Are scientists searching for the Loch Ness monster? That appeared to be the case when a group of scientists announced they’re scraping the famous loch in the Scottish Highlands for environmental DNA, or eDNA, to prove once and for all if the monster existed.
Helen Taylor, a University of Otago researcher who works for the scientist leading the Loch Ness project, explained in a 2017 blog post that the project is actually concerned with what eDNA can tell us about other life in Loch Ness. If Nessie, as the monster is often known, is real, then some of her mysterious DNA would be captured in the process. But mostly, tying the project to Nessie is good publicity.
“I was sceptical about my lab head joining the hunt for the Loch Ness monster, until I realised it was an excellent way to promote the amazing possibilities of environmental DNA,” she wrote on Sciblogs.

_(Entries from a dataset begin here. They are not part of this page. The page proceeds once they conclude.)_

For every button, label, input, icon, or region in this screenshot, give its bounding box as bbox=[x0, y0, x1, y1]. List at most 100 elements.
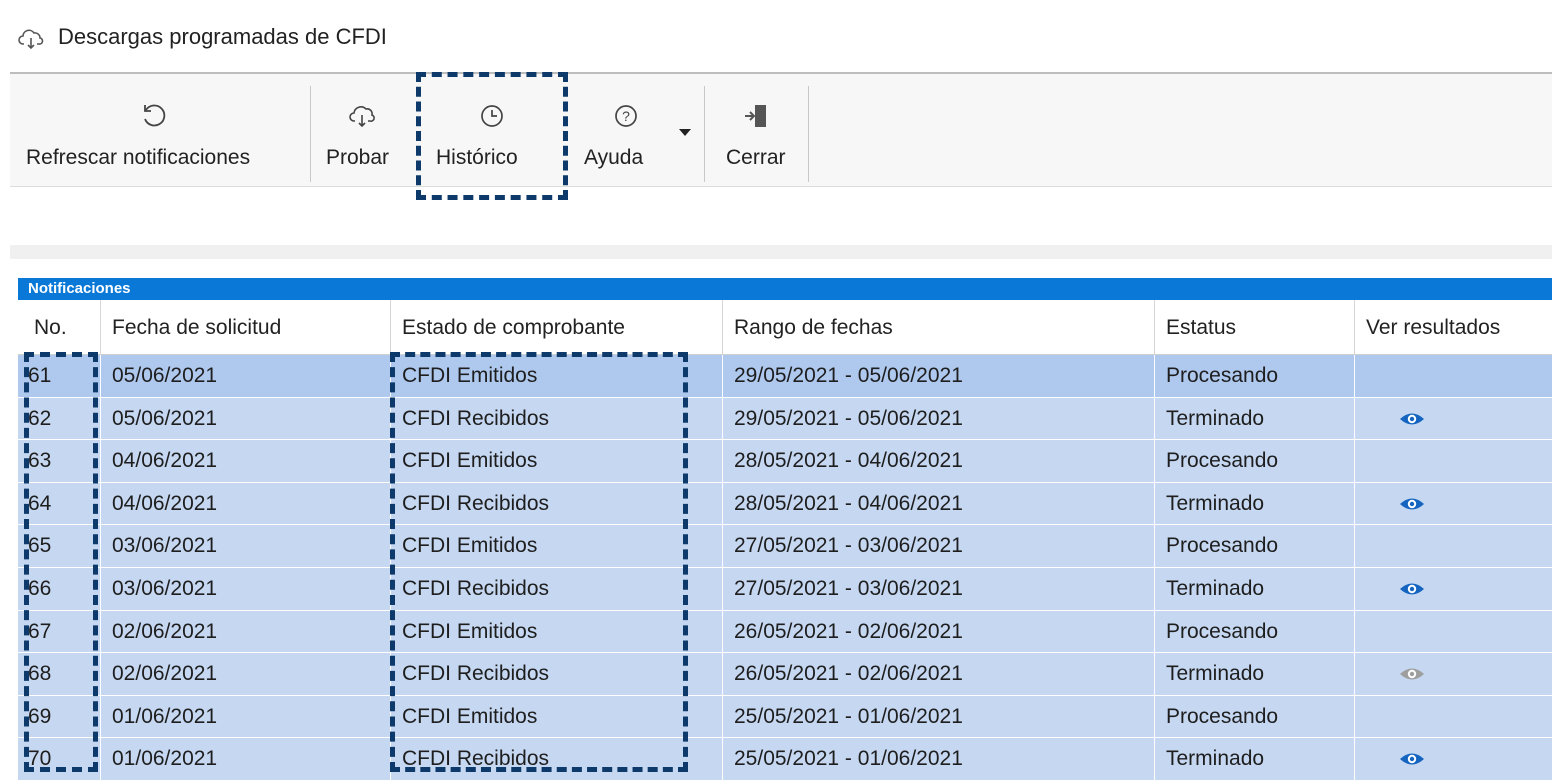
cell-separator bbox=[722, 482, 723, 525]
cell-separator bbox=[1354, 738, 1355, 780]
table-row[interactable]: 61 05/06/2021 CFDI Emitidos 29/05/2021 - 05… bbox=[18, 355, 1552, 398]
cell-separator bbox=[100, 567, 101, 610]
cell-separator bbox=[722, 567, 723, 610]
cerrar-button[interactable]: Cerrar bbox=[708, 74, 808, 186]
filter-area bbox=[10, 187, 1552, 245]
cell-separator bbox=[100, 610, 101, 653]
cell-separator bbox=[1354, 440, 1355, 482]
cell-fecha: 05/06/2021 bbox=[112, 364, 218, 387]
group-title: Notificaciones bbox=[28, 280, 131, 297]
cloud-download-icon bbox=[349, 106, 375, 128]
cell-fecha: 03/06/2021 bbox=[112, 534, 218, 558]
cell-separator bbox=[1354, 355, 1355, 397]
cell-separator bbox=[722, 525, 723, 567]
toolbar: Refrescar notificaciones Probar Históric… bbox=[10, 74, 1552, 187]
cell-separator bbox=[1354, 653, 1355, 695]
probar-label: Probar bbox=[326, 146, 390, 169]
cell-estatus: Procesando bbox=[1166, 364, 1279, 387]
table-row[interactable]: 64 04/06/2021 CFDI Recibidos 28/05/2021 - 0… bbox=[18, 482, 1552, 526]
cell-fecha: 02/06/2021 bbox=[112, 619, 218, 643]
table-row[interactable]: 67 02/06/2021 CFDI Emitidos 26/05/2021 - 02… bbox=[18, 610, 1552, 654]
cell-rango: 29/05/2021 - 05/06/2021 bbox=[734, 364, 963, 387]
ayuda-label: Ayuda bbox=[584, 146, 644, 169]
view-results-icon[interactable] bbox=[1398, 750, 1426, 768]
view-results-icon[interactable] bbox=[1398, 410, 1426, 428]
cell-separator bbox=[1354, 397, 1355, 440]
cell-separator bbox=[722, 397, 723, 440]
cell-fecha: 04/06/2021 bbox=[112, 491, 218, 515]
notifications-group-header: Notificaciones bbox=[18, 278, 1552, 300]
cell-separator bbox=[722, 653, 723, 695]
table-row[interactable]: 62 05/06/2021 CFDI Recibidos 29/05/2021 - 0… bbox=[18, 397, 1552, 441]
column-separator bbox=[1354, 300, 1355, 354]
table-row[interactable]: 63 04/06/2021 CFDI Emitidos 28/05/2021 - 04… bbox=[18, 440, 1552, 483]
cell-separator bbox=[722, 355, 723, 397]
toolbar-separator bbox=[808, 86, 809, 182]
column-separator bbox=[100, 300, 101, 354]
cell-rango: 28/05/2021 - 04/06/2021 bbox=[734, 449, 963, 473]
table-row[interactable]: 66 03/06/2021 CFDI Recibidos 27/05/2021 - 0… bbox=[18, 567, 1552, 611]
cell-separator bbox=[100, 525, 101, 567]
cell-estatus: Terminado bbox=[1166, 662, 1265, 686]
splitter bbox=[10, 245, 1552, 259]
view-results-icon[interactable] bbox=[1398, 495, 1426, 513]
cell-separator bbox=[1154, 653, 1155, 695]
cell-separator bbox=[100, 482, 101, 525]
view-results-icon[interactable] bbox=[1398, 580, 1426, 598]
cell-separator bbox=[1354, 610, 1355, 653]
dropdown-arrow-icon[interactable] bbox=[677, 128, 693, 138]
ayuda-button[interactable]: ? Ayuda bbox=[570, 74, 702, 186]
cell-estatus: Procesando bbox=[1166, 704, 1279, 728]
refresh-notifications-button[interactable]: Refrescar notificaciones bbox=[10, 74, 310, 186]
number-column-highlight bbox=[24, 352, 98, 772]
cell-rango: 26/05/2021 - 02/06/2021 bbox=[734, 662, 963, 686]
cell-separator bbox=[722, 738, 723, 780]
cell-separator bbox=[1354, 525, 1355, 567]
column-header-estatus[interactable]: Estatus bbox=[1166, 316, 1236, 340]
cell-rango: 28/05/2021 - 04/06/2021 bbox=[734, 491, 963, 515]
notifications-table-body: 61 05/06/2021 CFDI Emitidos 29/05/2021 - 05… bbox=[18, 355, 1552, 781]
probar-button[interactable]: Probar bbox=[314, 74, 410, 186]
cell-rango: 29/05/2021 - 05/06/2021 bbox=[734, 406, 963, 430]
view-results-icon-disabled bbox=[1400, 668, 1424, 680]
column-header-fecha[interactable]: Fecha de solicitud bbox=[112, 316, 281, 340]
cell-separator bbox=[722, 695, 723, 738]
cell-rango: 27/05/2021 - 03/06/2021 bbox=[734, 534, 963, 558]
historico-highlight bbox=[416, 72, 568, 200]
table-row[interactable]: 70 01/06/2021 CFDI Recibidos 25/05/2021 - 0… bbox=[18, 738, 1552, 781]
table-row[interactable]: 68 02/06/2021 CFDI Recibidos 26/05/2021 - 0… bbox=[18, 653, 1552, 696]
cell-separator bbox=[100, 653, 101, 695]
table-row[interactable]: 69 01/06/2021 CFDI Emitidos 25/05/2021 - 01… bbox=[18, 695, 1552, 739]
column-header-estado[interactable]: Estado de comprobante bbox=[402, 316, 625, 340]
cell-separator bbox=[1154, 525, 1155, 567]
toolbar-separator bbox=[310, 86, 311, 182]
cell-separator bbox=[1354, 695, 1355, 738]
column-header-ver[interactable]: Ver resultados bbox=[1366, 316, 1500, 340]
cell-separator bbox=[1154, 610, 1155, 653]
refresh-icon bbox=[144, 104, 166, 127]
svg-text:?: ? bbox=[622, 108, 630, 124]
cell-separator bbox=[1154, 482, 1155, 525]
cell-estatus: Terminado bbox=[1166, 747, 1265, 771]
cell-separator bbox=[722, 440, 723, 482]
cell-estatus: Procesando bbox=[1166, 534, 1279, 558]
cell-fecha: 03/06/2021 bbox=[112, 576, 218, 600]
cerrar-label: Cerrar bbox=[726, 146, 786, 169]
cloud-download-icon bbox=[18, 29, 44, 50]
table-row[interactable]: 65 03/06/2021 CFDI Emitidos 27/05/2021 - 03… bbox=[18, 525, 1552, 568]
cell-estatus: Procesando bbox=[1166, 449, 1279, 473]
cell-fecha: 05/06/2021 bbox=[112, 406, 218, 430]
window-title: Descargas programadas de CFDI bbox=[58, 24, 387, 49]
cell-estatus: Terminado bbox=[1166, 406, 1265, 430]
column-header-row: No. Fecha de solicitud Estado de comprob… bbox=[18, 300, 1552, 355]
cell-separator bbox=[1154, 440, 1155, 482]
toolbar-separator bbox=[704, 86, 705, 182]
column-header-no[interactable]: No. bbox=[34, 316, 67, 340]
cell-separator bbox=[1154, 355, 1155, 397]
column-header-rango[interactable]: Rango de fechas bbox=[734, 316, 893, 340]
cell-separator bbox=[1354, 482, 1355, 525]
cell-separator bbox=[1154, 738, 1155, 780]
estado-column-highlight bbox=[390, 352, 688, 772]
cell-separator bbox=[100, 738, 101, 780]
cell-separator bbox=[1354, 567, 1355, 610]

Taylor was absolutely right. The PR move has generated muchmorenewscoverage than an eDNA-gathering project would normally expect. And why not? Nessie has always been something that people use to draw attention—whether they’re promoting a fake photo of her or attracting 340,000 international tourists to come spend their money in Inverness, the city near the famous loch.
Modern interest in Nessie picked up in 1933 after the release of King Kong. The film featured several prehistoric dinosaurs, including a water-dwelling reptile with a long neck similar to the one Nessie supposedly has. Donald R. Prothero, co-author of Abominable Science!: Origins of the Yeti, Nessie, and Other Famous Cryptids, argues that early fake photos of Nessie were connected to the film’s popularity (The Simpsons made this connection, possibly unwittingly, in a 1999 episode where Mr. Burns captures Nessie à la King Kong).
Skeptics dismissed the first 1933 photo of Nessie as “a blurry mess,” according to the online Museum of Hoaxes. A second photo, however, wasn’t completely debunked until 1994, when a 90-year-old man who’d helped fake it said he and some other men had used a toy submarine embellished with a sea-serpent head.
And the stories only get weirder from there.
During World War II, “Italy’s Popolo D’Italia newspaper reported that the Loch Ness Monster had been killed by a direct bomb hit in a German air raid,” writesAlex Boese, curator of the Museum of Hoaxes. But “when J. MacFarlan-Barrow and his three children saw Nessie while boating on the Loch in August 1941, the Daily Mail made a point of noting that Nessie had survived the Nazi attempt on her life.”
Other Nessie photos appeared in the 1950s, and there were some more Nessie hoaxes in the ‘70s—including an April Fool’s Day prank that scientists had found Nessie’s body. There are still no verified sightings of Nessie, and there likely never will be, since scientists argue that a reptile of her size couldn’t survive in the small, chilly Loch Ness anyway.
Yet despite the mountain of evidence against her—soon to be added to by the eDNA project at Loch Ness—the urban legend of the Loch Ness monster continues.